One of the logistical issues that researchers face is young people’s tendency to drop out of music lessons. With such attrition rates, empirical results are hard to come by. The experiments that have been performed have found that music practice that focuses on rhythm and timing can have specific reading benefits, even in those with dyslexia. Group music lessons also seem to provide social benefits to children and infants, suggesting that group synchrony could be its own cognitive enhancer.
“There is much evidence of association between music training and nonmusical abilities,” Schellenberg said. “There is little evidence for causal association.”
While taking music lessons is correlated with high grades and IQ scores, researchers also have found preexisting differences between people who take lessons and those who do not.
When studied more closely, the link between school performance and music training appeared to be due to conscientiousness, Schellenberg said.
Research into the benefits of music practice have not held personality variables constant in the past, and Schellenberg believes they should in the future.
Schellenberg cautions against using cognitive arguments as rationales for funding or providing music lessons to young people.

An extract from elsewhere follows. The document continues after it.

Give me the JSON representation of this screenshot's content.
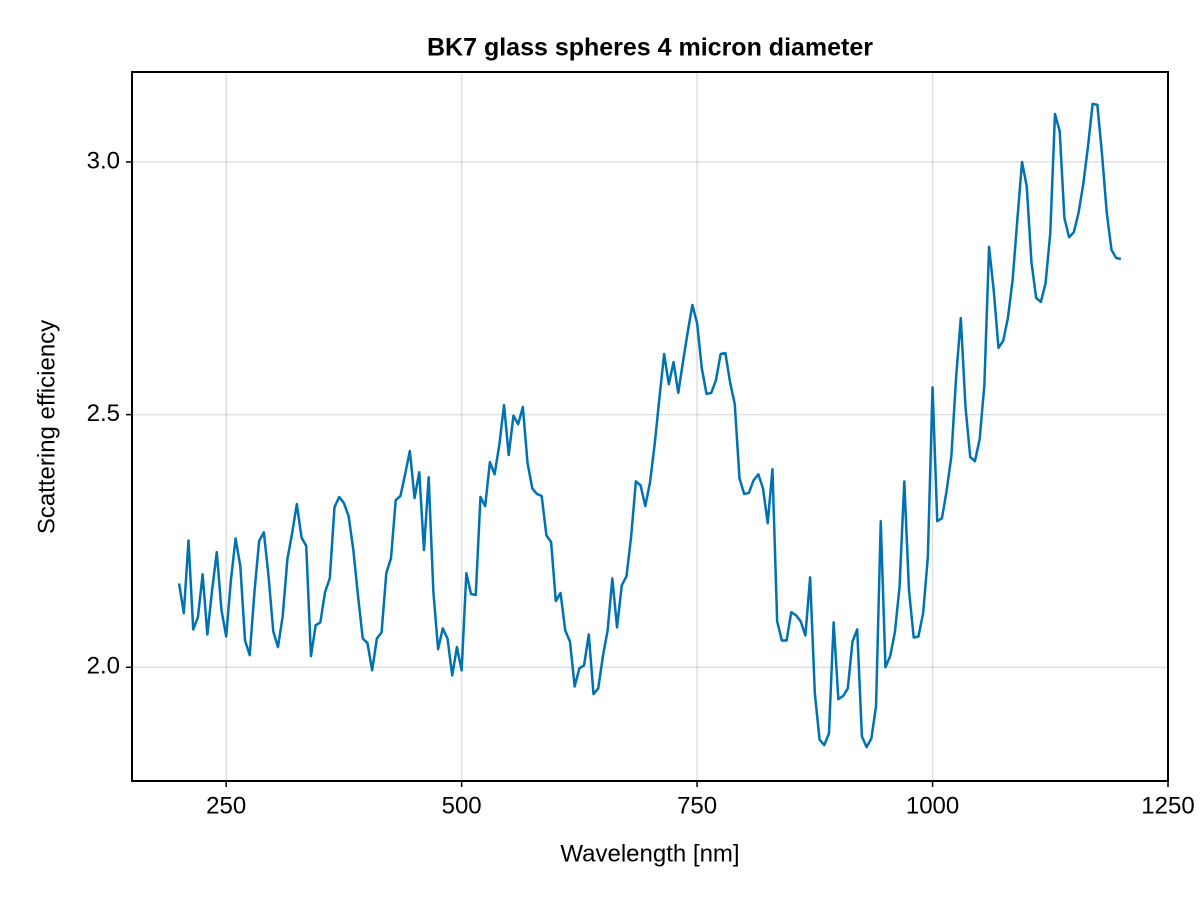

“If you don’t have those effects, you’re saying music is essentially useless,” he says. “Isn’t it reasonable to teach kids about the only thing that makes people everywhere dance, dream, and connect with one another?”
If Only It Were That Easy…
As a researcher of neuroscience, ethics, and society at the University of Oxford, psychological scientist Ilina Singh is focused on the present and potential future use of “smart drugs” for cognitive enhancement. While answering large-scale philosophical questions is part of her study (e.g., is it right to give these types of drugs to low-performing students or populations?), it is also important to determine how widely such smart drugs are actually being used, she says. This has proven complicated, as drug use varies by social group — and by whether or not the drugs are even legal in a given geographic region.
While smart drugs are covered extensively in the media, their effectiveness for students remains in question. “The hype has come before the evidence,” Singh said.
Students report taking the drugs for increased attention, focus, mood modulation, or executive function, but science has yet to produce convincing evidence that the most common smart drugs — Ritalin, Adderall, and Modafinil — provide these benefits in nonclinical populations. Aside from a large placebo effect, “what you hear most is that students say they feel more awake,” Singh said, noting that these drugs are indeed stimulants.
Should we try to make smart drugs more accessible in the name of social justice? Do governments have a responsibility to make them more available to the disadvantaged members of the public, since public-health data show their lifelong outcomes are improved through education?
According to Singh, the answer is no. Existing evidence of benefits is weak and clouded by various factors, including homogenous study samples and unknown effects of group membership, geographic region, and even diagnostic status. On the other hand, researchers haven’t established the risks that widespread, frequent use of these drugs carries.
In Singh’s view, looking at cognitive enhancers and fitting them into the framework of brain health would help to reframe these questions and help define the ethics in a different way.
By looking at brain health in regards to video games, exercise, music, and smart drugs, the questions shift from “Who gets these benefits?” to “How do we promote brain health for everyone?”